Squeaky clean

by Larry Dargis . Apr 22 2016
Mercury Comet

Mercury Comet

The late 1950s saw sales of foreign compact cars in Canada reach more than 20 per cent of new car sales. Clearly, buyers wanted smaller, more economical cars than the large, chrome-laden models many North American makers had to offer. This consumer shift resulted in a variety of American compacts hitting the market as 1960 models. Offerings included the Plymouth Valiant, Chevrolet Corvair, Studebaker Lark, and Ford Falcon.

Thanks to thrifty pricing and simple, straight forward styling, these compact models had a bright future.
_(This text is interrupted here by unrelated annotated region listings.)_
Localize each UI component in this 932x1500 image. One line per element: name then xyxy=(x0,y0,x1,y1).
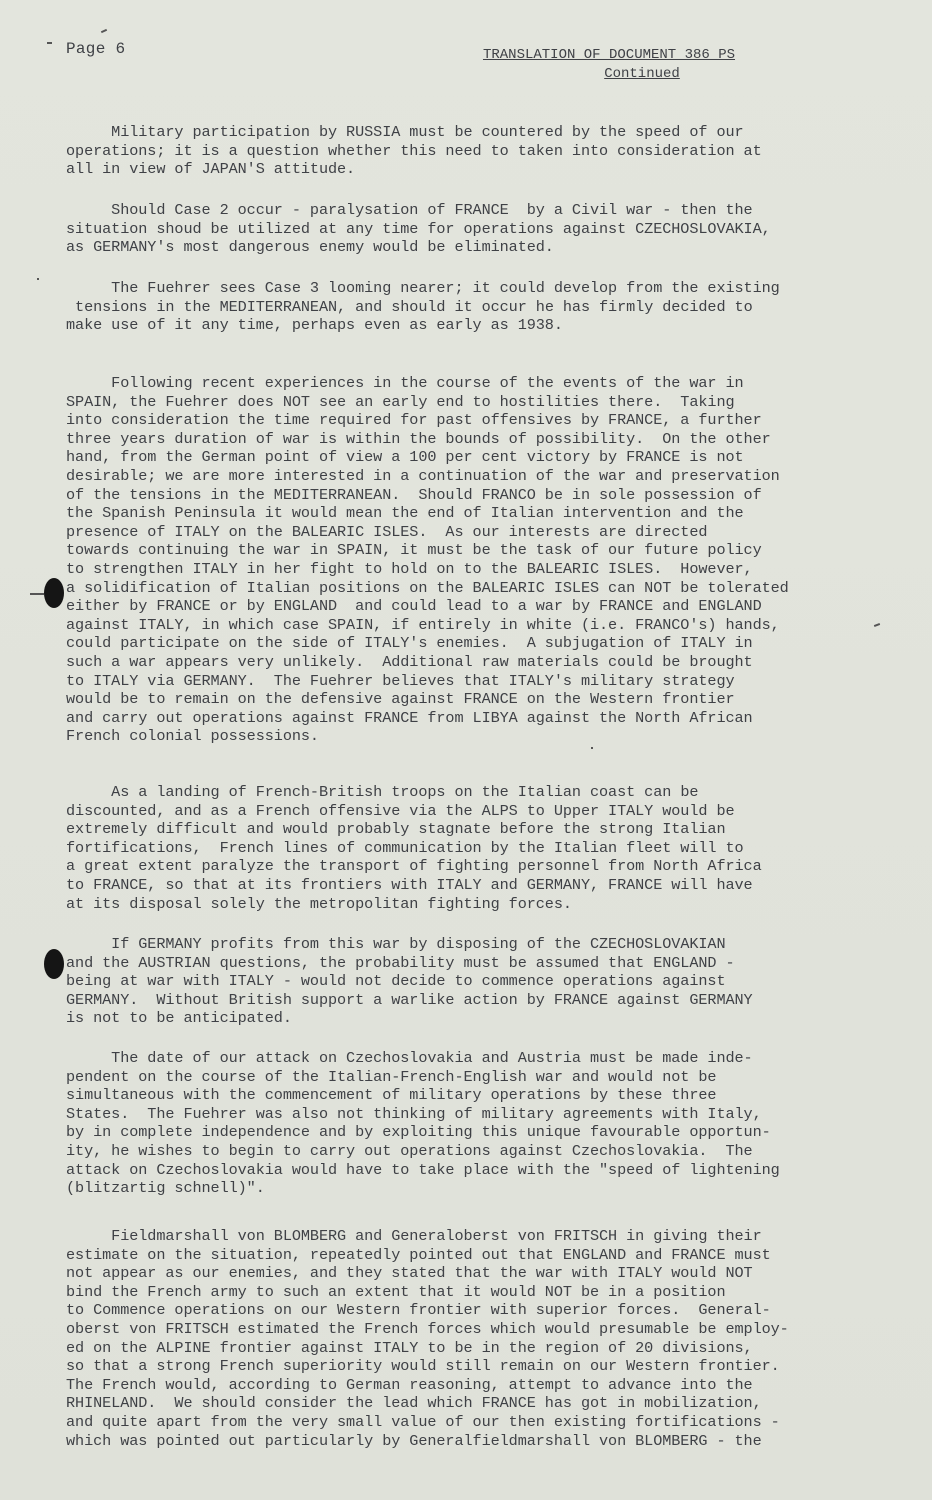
margin-mark xyxy=(591,747,593,749)
page-number: Page 6 xyxy=(66,40,126,58)
punch-hole-upper xyxy=(44,578,64,608)
punch-hole-lower xyxy=(44,949,64,979)
margin-mark xyxy=(37,278,39,280)
paragraph-attack-date: The date of our attack on Czechoslovakia and Austria must be made inde- pendent on the course of the Italian-French-English war and would not be simultaneous with the commencement of military operations by these three States. The Fuehrer was also not thinking of military agreements with Italy, by in complete independence and by exploiting this unique favourable opportun- ity, he wishes to begin to carry out operations against Czechoslovakia. The attack on Czechoslovakia would have to take place with the "speed of lightening (blitzartig schnell)". xyxy=(66,1049,780,1198)
document-title: TRANSLATION OF DOCUMENT 386 PS xyxy=(482,47,736,63)
paragraph-germany-profits: If GERMANY profits from this war by disposing of the CZECHOSLOVAKIAN and the AUSTRIAN questions, the probability must be assumed that ENGLAND - being at war with ITALY - would not decide to commence operations against GERMANY. Without British support a warlike action by FRANCE against GERMANY is not to be anticipated. xyxy=(66,935,753,1028)
punch-hole-mark xyxy=(30,593,44,595)
paragraph-landing: As a landing of French-British troops on the Italian coast can be discounted, and as a French offensive via the ALPS to Upper ITALY would be extremely difficult and would probably stagnate before the strong Italian fortifications, French lines of communication by the Italian fleet will to a great extent paralyze the transport of fighting personnel from North Africa to FRANCE, so that at its frontiers with ITALY and GERMANY, FRANCE will have at its disposal solely the metropolitan fighting forces. xyxy=(66,783,762,913)
paragraph-spain: Following recent experiences in the course of the events of the war in SPAIN, the Fuehrer does NOT see an early end to hostilities there. Taking into consideration the time required for past offensives by FRANCE, a further three years duration of war is within the bounds of possibility. On the other hand, from the German point of view a 100 per cent victory by FRANCE is not desirable; we are more interested in a continuation of the war and preservation of the tensions in the MEDITERRANEAN. Should FRANCO be in sole possession of the Spanish Peninsula it would mean the end of Italian intervention and the presence of ITALY on the BALEARIC ISLES. As our interests are directed towards continuing the war in SPAIN, it must be the task of our future policy to strengthen ITALY in her fight to hold on to the BALEARIC ISLES. However, a solidification of Italian positions on the BALEARIC ISLES can NOT be tolerated either by FRANCE or by ENGLAND and could lead to a war by FRANCE and ENGLAND against ITALY, in which case SPAIN, if entirely in white (i.e. FRANCO's) hands, could participate on the side of ITALY's enemies. A subjugation of ITALY in such a war appears very unlikely. Additional raw materials could be brought to ITALY via GERMANY. The Fuehrer believes that ITALY's military strategy would be to remain on the defensive against FRANCE on the Western frontier and carry out operations against FRANCE from LIBYA against the North African French colonial possessions. xyxy=(66,374,789,746)
margin-mark xyxy=(874,623,880,627)
paragraph-case-3: The Fuehrer sees Case 3 looming nearer; it could develop from the existing tensions in the MEDITERRANEAN, and should it occur he has firmly decided to make use of it any time, perhaps even as early as 1938. xyxy=(66,279,780,335)
paragraph-russia: Military participation by RUSSIA must be countered by the speed of our operations; it is a question whether this need to taken into consideration at all in view of JAPAN'S attitude. xyxy=(66,123,762,179)
paragraph-blomberg-fritsch: Fieldmarshall von BLOMBERG and Generaloberst von FRITSCH in giving their estimate on the situation, repeatedly pointed out that ENGLAND and FRANCE must not appear as our enemies, and they stated that the war with ITALY would NOT bind the French army to such an extent that it would NOT be in a position to Commence operations on our Western frontier with superior forces. General- oberst von FRITSCH estimated the French forces which would presumable be employ- ed on the ALPINE frontier against ITALY to be in the region of 20 divisions, so that a strong French superiority would still remain on our Western frontier. The French would, according to German reasoning, attempt to advance into the RHINELAND. We should consider the lead which FRANCE has got in mobilization, and quite apart from the very small value of our then existing fortifications - which was pointed out particularly by Generalfieldmarshall von BLOMBERG - the xyxy=(66,1227,789,1450)
corner-mark xyxy=(47,42,52,44)
document-title-block xyxy=(464,46,754,84)
document-subtitle: Continued xyxy=(604,66,680,82)
corner-mark xyxy=(101,29,107,33)
paragraph-case-2: Should Case 2 occur - paralysation of FRANCE by a Civil war - then the situation shoud be utilized at any time for operations against CZECHOSLOVAKIA, as GERMANY's most dangerous enemy would be eliminated. xyxy=(66,201,771,257)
In the Mercury division of Ford, the plan was to introduce the compact Mercury Comet in the United States in March 1960, but it wouldn’t reach the Canadian market until 1961. This would have left Mercury dealers in Canada without a compact car to sell, so Ford of Canada gave Mercury dealers the new Frontenac. Basically a clone of the Falcon — with some easily distinguishable trim — the Frontenac sold well before it was replaced by the Mercury Comet in 1961.
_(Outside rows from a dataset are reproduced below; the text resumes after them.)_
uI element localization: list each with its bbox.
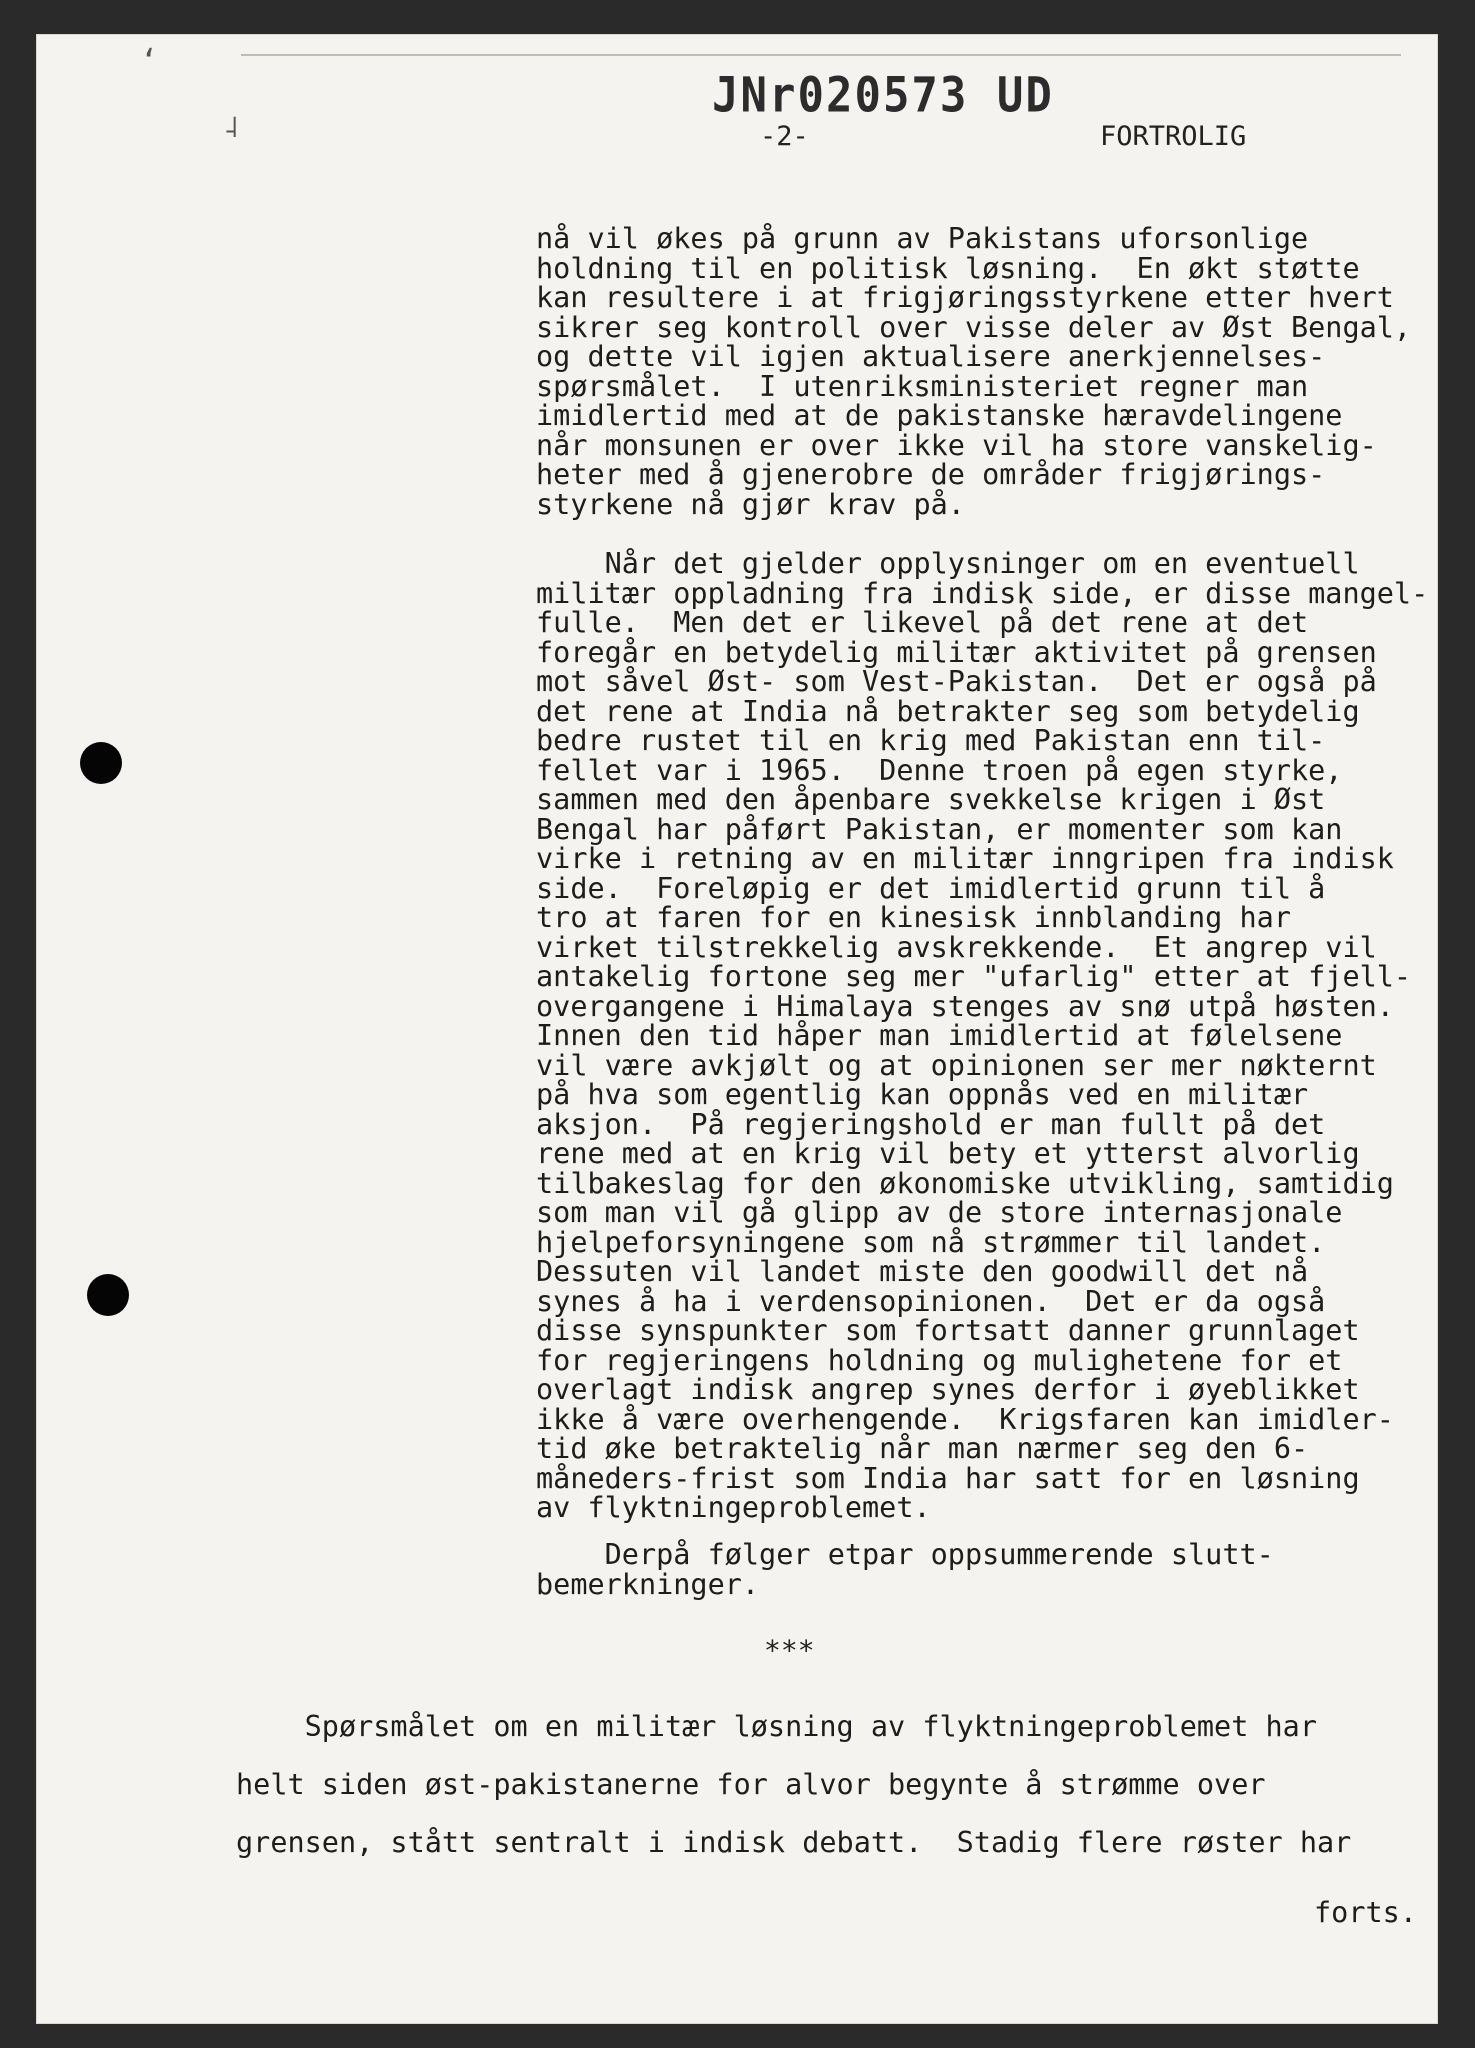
paragraph-3: Derpå følger etpar oppsummerende slutt- bemerkninger.: [536, 1538, 1274, 1601]
punch-hole-icon: [87, 1274, 129, 1316]
classification-label: FORTROLIG: [1100, 121, 1247, 152]
paragraph-1: nå vil økes på grunn av Pakistans uforsonlige holdning til en politisk løsning. En økt støtte kan resultere i at frigjøringsstyrkene etter hvert sikrer seg kontroll over visse deler av Øst Bengal, og dette vil igjen aktualisere anerkjennelses- spørsmålet. I utenriksministeriet regner man imidlertid med at de pakistanske hæravdelingene når monsunen er over ikke vil ha store vanskelig- heter med å gjenerobre de områder frigjørings- styrkene nå gjør krav på.: [536, 222, 1412, 521]
continuation-note: forts.: [1314, 1896, 1417, 1929]
bottom-paragraph: Spørsmålet om en militær løsning av flyktningeproblemet har helt siden øst-pakistanerne for alvor begynte å strømme over grensen, stått sentralt i indisk debatt. Stadig flere røster har: [236, 1710, 1352, 1859]
document-page: [36, 34, 1438, 2024]
pencil-mark: ʻ: [140, 44, 159, 79]
page-number: -2-: [760, 121, 809, 152]
page-fold-edge: [241, 34, 1401, 56]
journal-number-stamp: JNr020573 UD: [712, 67, 1054, 124]
punch-hole-icon: [80, 742, 122, 784]
section-separator: ***: [764, 1634, 815, 1667]
pencil-mark: ˨: [222, 110, 241, 145]
paragraph-2: Når det gjelder opplysninger om en eventuell militær oppladning fra indisk side, er disse mangel- fulle. Men det er likevel på det rene at det foregår en betydelig militær aktivitet på grensen mot såvel Øst- som Vest-Pakistan. Det er også på det rene at India nå betrakter seg som betydelig bedre rustet til en krig med Pakistan enn til- fellet var i 1965. Denne troen på egen styrke, sammen med den åpenbare svekkelse krigen i Øst Bengal har påført Pakistan, er momenter som kan virke i retning av en militær inngripen fra indisk side. Foreløpig er det imidlertid grunn til å tro at faren for en kinesisk innblanding har virket tilstrekkelig avskrekkende. Et angrep vil antakelig fortone seg mer "ufarlig" etter at fjell- overgangene i Himalaya stenges av snø utpå høsten. Innen den tid håper man imidlertid at følelsene vil være avkjølt og at opinionen ser mer nøkternt på hva som egentlig kan oppnås ved en militær aksjon. På regjeringshold er man fullt på det rene med at en krig vil bety et ytterst alvorlig tilbakeslag for den økonomiske utvikling, samtidig som man vil gå glipp av de store internasjonale hjelpeforsyningene som nå strømmer til landet. Dessuten vil landet miste den goodwill det nå synes å ha i verdensopinionen. Det er da også disse synspunkter som fortsatt danner grunnlaget for regjeringens holdning og mulighetene for et overlagt indisk angrep synes derfor i øyeblikket ikke å være overhengende. Krigsfaren kan imidler- tid øke betraktelig når man nærmer seg den 6- måneders-frist som India har satt for en løsning av flyktningeproblemet.: [536, 547, 1429, 1524]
For 1961, the Comet came to Canada in four models, the two-door and four-door sedan as well as two- and four-door station wagons. Available with a base 85-horsepower, Thrift-Power 144-cubic-inch, six-cylinder engine, it offered basic transportation for six, with good fuel economy — all for about $2,100.

Today, there are still a few of these jewels around, and compared to other classic vehicles, they can be purchased and enjoyed for a reasonable cost. For Cheryl Sinclair of Lockport, it was all about finding a neat summer driver. In the fall of 2015, she answered a for-sale ad that led to a 1961 Comet sedan in Ste. Agathe.
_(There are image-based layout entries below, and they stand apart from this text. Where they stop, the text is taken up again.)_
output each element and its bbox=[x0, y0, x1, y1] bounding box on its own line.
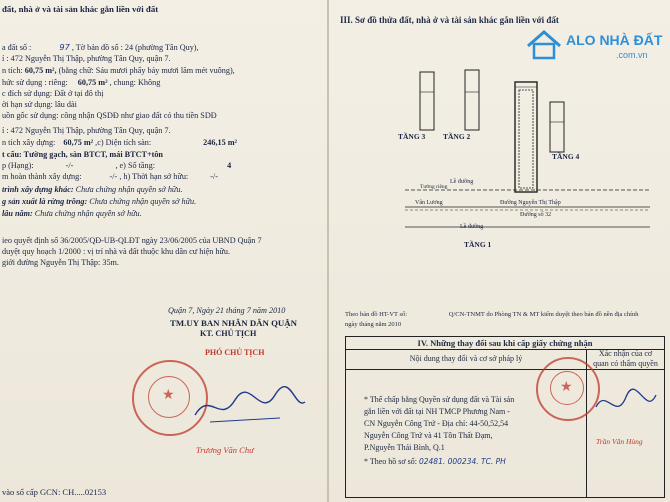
completion-line: m hoàn thành xây dựng: -/- , h) Thời hạn sở hữu: -/- bbox=[2, 172, 218, 181]
address-line: ỉ : 472 Nguyễn Thị Thập, phường Tân Quy, quận 7. bbox=[2, 54, 171, 63]
vice-chair-title: PHÓ CHỦ TỊCH bbox=[205, 348, 265, 357]
page-fold bbox=[327, 0, 329, 502]
map-note-date: ngày tháng năm 2010 bbox=[345, 321, 402, 328]
structure-line: t cấu: Tường gạch, sàn BTCT, mái BTCT+tôn bbox=[2, 150, 163, 159]
change-entry-5: P.Nguyễn Thái Bình, Q.1 bbox=[364, 443, 445, 452]
signature-mark bbox=[190, 380, 310, 430]
label-tuong-rieng: Tường riêng bbox=[420, 184, 448, 190]
floor-1-plot bbox=[515, 82, 537, 192]
label-tang2: TẦNG 2 bbox=[443, 132, 471, 141]
grade-line: p (Hạng): -/- , e) Số tầng: 4 bbox=[2, 161, 232, 170]
watermark-logo bbox=[524, 22, 668, 66]
col-confirm-header: Xác nhận của cơ quan có thẩm quyền bbox=[587, 349, 664, 370]
house-logo-icon bbox=[524, 26, 564, 62]
signing-date: Quận 7, Ngày 21 tháng 7 năm 2010 bbox=[168, 306, 286, 315]
change-entry-2: gắn liền với đất tại NH TMCP Phương Nam - bbox=[364, 407, 510, 416]
floor-3-plan bbox=[420, 72, 434, 130]
perennial-line: lâu năm: Chưa chứng nhận quyền sở hữu. bbox=[2, 209, 142, 218]
decision-line: ieo quyết định số 36/2005/QĐ-UB-QLĐT ngày 23/06/2005 của UBND Quận 7 bbox=[2, 236, 262, 245]
signer-name: Trương Văn Chư bbox=[196, 445, 254, 455]
build-area-line: n tích xây dựng: 60,75 m² ,c) Diện tích sàn: 246,15 m² bbox=[2, 138, 237, 147]
change-entry-3: CN Nguyễn Công Trứ - Địa chỉ: 44-50,52,54 bbox=[364, 419, 509, 428]
seal-star-icon: ★ bbox=[162, 388, 175, 403]
label-tang3: TẦNG 3 bbox=[398, 132, 426, 141]
usage-term-line: ời hạn sử dụng: lâu dài bbox=[2, 100, 77, 109]
signer-role: KT. CHỦ TỊCH bbox=[200, 329, 257, 338]
watermark-domain: .com.vn bbox=[616, 50, 648, 60]
confirm-signer-name: Trần Văn Hùng bbox=[596, 437, 643, 446]
boundary-line: giới đường Nguyễn Thị Thập: 35m. bbox=[2, 258, 119, 267]
label-tang4: TẦNG 4 bbox=[552, 152, 580, 161]
diagram-heading: III. Sơ đồ thửa đất, nhà ở và tài sản khác gắn liền với đất bbox=[340, 15, 559, 25]
watermark-brand: ALO NHÀ ĐẤT bbox=[566, 32, 663, 48]
registry-number: vào sổ cấp GCN: CH.....02153 bbox=[2, 487, 107, 497]
forest-line: g sản xuất là rừng trồng: Chưa chứng nhận quyền sở hữu. bbox=[2, 197, 197, 206]
label-le-duong: Lề đường bbox=[450, 179, 474, 185]
confirm-signature-mark bbox=[591, 377, 661, 437]
left-title: đất, nhà ở và tài sản khác gắn liền với đất bbox=[2, 4, 159, 14]
floor-2-plan bbox=[465, 70, 479, 130]
table-title: IV. Những thay đổi sau khi cấp giấy chứng nhận bbox=[346, 337, 664, 350]
parcel-line: a đất số : 97 , Tờ bản đồ số : 24 (phường Tân Quy), bbox=[2, 42, 199, 52]
issuing-org: TM.UY BAN NHÂN DÂN QUẬN bbox=[170, 318, 297, 328]
origin-line: uồn gốc sử dụng: công nhận QSDĐ như giao đất có thu tiền SDĐ bbox=[2, 111, 217, 120]
floor-plan-diagram bbox=[345, 62, 660, 262]
changes-table bbox=[345, 336, 665, 498]
change-entry-6: * Theo hồ sơ số: 02481. 000234. TC. PH bbox=[364, 457, 506, 466]
house-address-line: ỉ : 472 Nguyễn Thị Thập, phường Tân Quy, quận 7. bbox=[2, 126, 171, 135]
label-le-duong-2: Lề đường bbox=[460, 224, 484, 230]
planning-line: duyệt quy hoạch 1/2000 : vị trí nhà và đất thuộc khu dân cư hiện hữu. bbox=[2, 247, 231, 256]
bank-seal-star-icon: ★ bbox=[560, 380, 573, 395]
label-tang1: TẦNG 1 bbox=[464, 240, 492, 249]
map-note: Theo bản đồ HT-VT số: Q/CN-TNMT do Phòng TN & MT kiểm duyệt theo bản đồ nền địa chính bbox=[345, 311, 639, 318]
label-van-luong: Vân Lương bbox=[415, 200, 443, 206]
floor-4-plan bbox=[550, 102, 564, 152]
area-line: n tích: 60,75 m², (bằng chữ: Sáu mươi phẩy bảy mươi lăm mét vuông), bbox=[2, 66, 235, 75]
usage-purpose-line: c đích sử dụng: Đất ở tại đô thị bbox=[2, 89, 104, 98]
change-entry-4: Nguyễn Công Trứ và 41 Tôn Thất Đạm, bbox=[364, 431, 493, 440]
label-road-name: Đường Nguyễn Thị Thập bbox=[500, 200, 561, 206]
label-duong-so: Đường số 32 bbox=[520, 212, 552, 218]
other-works-line: trình xây dựng khác: Chưa chứng nhận quyền sở hữu. bbox=[2, 185, 183, 194]
usage-form-line: hức sử dụng : riêng: 60,75 m² , chung: Không bbox=[2, 78, 161, 87]
col-content-header: Nội dung thay đổi và cơ sở pháp lý bbox=[346, 349, 586, 370]
change-entry-1: * Thế chấp bằng Quyền sử dụng đất và Tài sản bbox=[364, 395, 515, 404]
An original Manitoba car purchased new in Steinbach, it was in great shape. Painted metallic blue with aftermarket aluminum slotted mag wheels and newer radial tires, it had great curb appeal as a sporty sedan. Equipped with dual rear antennas, AM radio, two-speed Ford-O-Matic automatic transmission and back-up lamps and an updated blue vinyl-and-cloth interior, it was hard to resist.

At first, it seemed to be just right, but after purchasing it and taking it out on the road to a few car shows, there were a few quirks.

“It died on the way to a show in Selkirk,” said Sinclair.

Issues included a carburetor that stumbled, causing the car to stall, a weak starter motor, and a leaking radiator hose. The little Comet had some reliability issues but the problems could be easily addressed and corrected with a few upgrades.

Sinclair’s significant other is Sheldon Root, owner of Motion Performance (in the automotive world, it’s like having the A-Team in your corner). Root has built many successful drag cars and street performers and was more than willing to lend a hand. “Cheryl loved the car,” said Root, “it was just a matter of making it reliable and modernizing it without changing the theme of the car.”

Root started with a trial on the chassis dyno where the Comet produced a whopping 27 hp at the rear wheels. An afternoon of diligent tuning netted an increase to 46 hp, far short of the 100 or so ponies it needed to be a real highway cruiser. Many would have just dropped a small V-8 into the engine compartment but Root had another take on it.

He opted to transplant a 1978 200-cubic-inch, six-cylinder donor engine that required no chassis or engine mount modifications. With the powertrain out of the car, the undercarriage, suspension, braking and fuel system were all rebuilt. The newer engine received a full rebuild, including decking the engine block and milling the head to achieve a 9.6:1 compression ratio.

The cam was changed and adjustable valvetrain added for the solid lifters. The intake manifold was originally cast for a single-barrel carburetor, but Root modified it to adapt a dual Rochester throttle body to feed the multisequential electronic fuel injection. This coupled with the required O2 sensor and crank trigger ignition brings this little engine into the next millennium.

These modifications along with a C4 three-speed automatic transmission will make for a great summer driver. Although he hasn’t put the car back on the dyno yet, Root reports the new engine provides a significant increase in both power and fuel economy.

For Sinclair, it’s been a winter project full of cleaning , bagging, painting, and trying to remember where everything is as the Comet goes back together. According to Root, it was a fairly simple task. “The whole project was just some time and parts,” he said, “and it gets Cheryl something to drive that she won’t worry about.”

As spring nears, the major thrash to complete the Comet comes to a head. It’s crunch time, as it’s entered to be in the Manitoba Street Rod Associations 17th annual Rodarama car show, taking place April 29 to May 1 at the East End Arena in Transcona. Rodarama (www.msra.mb.ca) offers a close up look at local hot rods and street machines before they hit the road for a Manitoba summer.